An imaginary trip to Europe, actually planned but never realized by them, is a place for Anna to explore many things, including a series of one-night stands with men from every city, hotel and restaurant they visit. Sanders, in a series of costumes, wigs and accents that demonstrate strange, stranger, strangest, is terrific, lurking beautiful in the dark space between fantasy and reality. He stood out as a double-talking doctor. Frisina's role is difficult, but she generally handled it well. Peirick was adequate, but the role of Carl is so thin that there is not much for an actor to get his hands around.
Jerry McAdams directed smoothly and kept things calmer, and more positive, than they might have been in looser hands.

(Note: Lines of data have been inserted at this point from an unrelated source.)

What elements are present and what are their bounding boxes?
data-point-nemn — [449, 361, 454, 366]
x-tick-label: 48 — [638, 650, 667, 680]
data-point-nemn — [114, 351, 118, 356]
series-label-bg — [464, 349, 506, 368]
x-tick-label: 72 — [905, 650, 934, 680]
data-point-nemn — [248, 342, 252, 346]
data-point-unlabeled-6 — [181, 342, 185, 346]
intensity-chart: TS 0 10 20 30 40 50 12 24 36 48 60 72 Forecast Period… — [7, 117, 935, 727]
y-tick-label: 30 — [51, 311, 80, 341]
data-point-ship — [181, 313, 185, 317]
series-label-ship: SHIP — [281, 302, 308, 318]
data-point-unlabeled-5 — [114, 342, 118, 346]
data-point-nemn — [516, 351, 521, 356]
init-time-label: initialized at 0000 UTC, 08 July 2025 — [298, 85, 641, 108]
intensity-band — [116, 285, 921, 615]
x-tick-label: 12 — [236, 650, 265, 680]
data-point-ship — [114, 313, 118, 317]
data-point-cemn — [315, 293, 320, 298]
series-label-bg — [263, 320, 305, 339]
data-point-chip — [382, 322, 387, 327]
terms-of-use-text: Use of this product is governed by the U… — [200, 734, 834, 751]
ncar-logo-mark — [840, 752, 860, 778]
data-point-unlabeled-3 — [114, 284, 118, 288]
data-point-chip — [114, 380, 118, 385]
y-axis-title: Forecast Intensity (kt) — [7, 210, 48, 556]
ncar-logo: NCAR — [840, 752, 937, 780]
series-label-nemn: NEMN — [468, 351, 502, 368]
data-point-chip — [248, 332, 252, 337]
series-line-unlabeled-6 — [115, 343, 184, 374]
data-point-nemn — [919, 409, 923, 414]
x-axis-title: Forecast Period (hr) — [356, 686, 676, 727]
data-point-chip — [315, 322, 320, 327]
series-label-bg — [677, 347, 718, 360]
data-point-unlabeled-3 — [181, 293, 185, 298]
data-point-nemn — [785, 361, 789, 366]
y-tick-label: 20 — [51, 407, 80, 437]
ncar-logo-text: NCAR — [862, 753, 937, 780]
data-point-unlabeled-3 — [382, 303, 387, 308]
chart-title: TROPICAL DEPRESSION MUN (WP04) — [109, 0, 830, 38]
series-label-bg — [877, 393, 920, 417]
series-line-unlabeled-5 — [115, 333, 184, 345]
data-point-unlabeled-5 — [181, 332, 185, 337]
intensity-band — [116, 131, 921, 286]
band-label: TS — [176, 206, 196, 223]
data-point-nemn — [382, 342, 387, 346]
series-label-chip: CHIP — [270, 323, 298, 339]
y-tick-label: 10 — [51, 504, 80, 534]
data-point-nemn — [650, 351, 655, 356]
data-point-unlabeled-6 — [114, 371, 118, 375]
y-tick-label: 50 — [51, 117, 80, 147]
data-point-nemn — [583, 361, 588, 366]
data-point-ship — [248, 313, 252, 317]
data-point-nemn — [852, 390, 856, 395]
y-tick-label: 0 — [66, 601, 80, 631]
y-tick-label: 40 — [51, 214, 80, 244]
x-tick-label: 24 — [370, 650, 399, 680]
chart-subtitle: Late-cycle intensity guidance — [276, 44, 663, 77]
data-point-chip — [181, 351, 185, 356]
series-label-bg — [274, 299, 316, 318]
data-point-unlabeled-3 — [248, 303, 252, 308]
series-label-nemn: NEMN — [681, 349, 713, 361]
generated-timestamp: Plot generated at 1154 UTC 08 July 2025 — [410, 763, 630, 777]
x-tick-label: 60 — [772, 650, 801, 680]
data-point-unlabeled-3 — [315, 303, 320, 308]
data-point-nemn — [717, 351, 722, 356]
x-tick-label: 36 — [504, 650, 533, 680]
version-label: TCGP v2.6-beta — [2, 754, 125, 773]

Keaton Treece's costumes were mainly for taking off and putting on, and they held up well under the strain. The set, uncredited, consists of a bed where much of the action takes place, some on top of the covers, some underneath, and a few chairs. It works, and better than a lot of the projections, which often had an amateurish look, but which showed some good pictures of Baltimore. The waltz? Sad, but worth waiting for.
Muddy Waters, which devotes is season to the works of a single playwright, has two more Vogel plays on its 2011 schedule, "The Mineola Twins," coming up next and "How I Learned to Drive," which earned a Pulitzer Prize, to conclude the season.
The Baltimore Waltz, a Muddy Waters Theatre production at the Kranzberg Arts Center, will be on stage through May 20.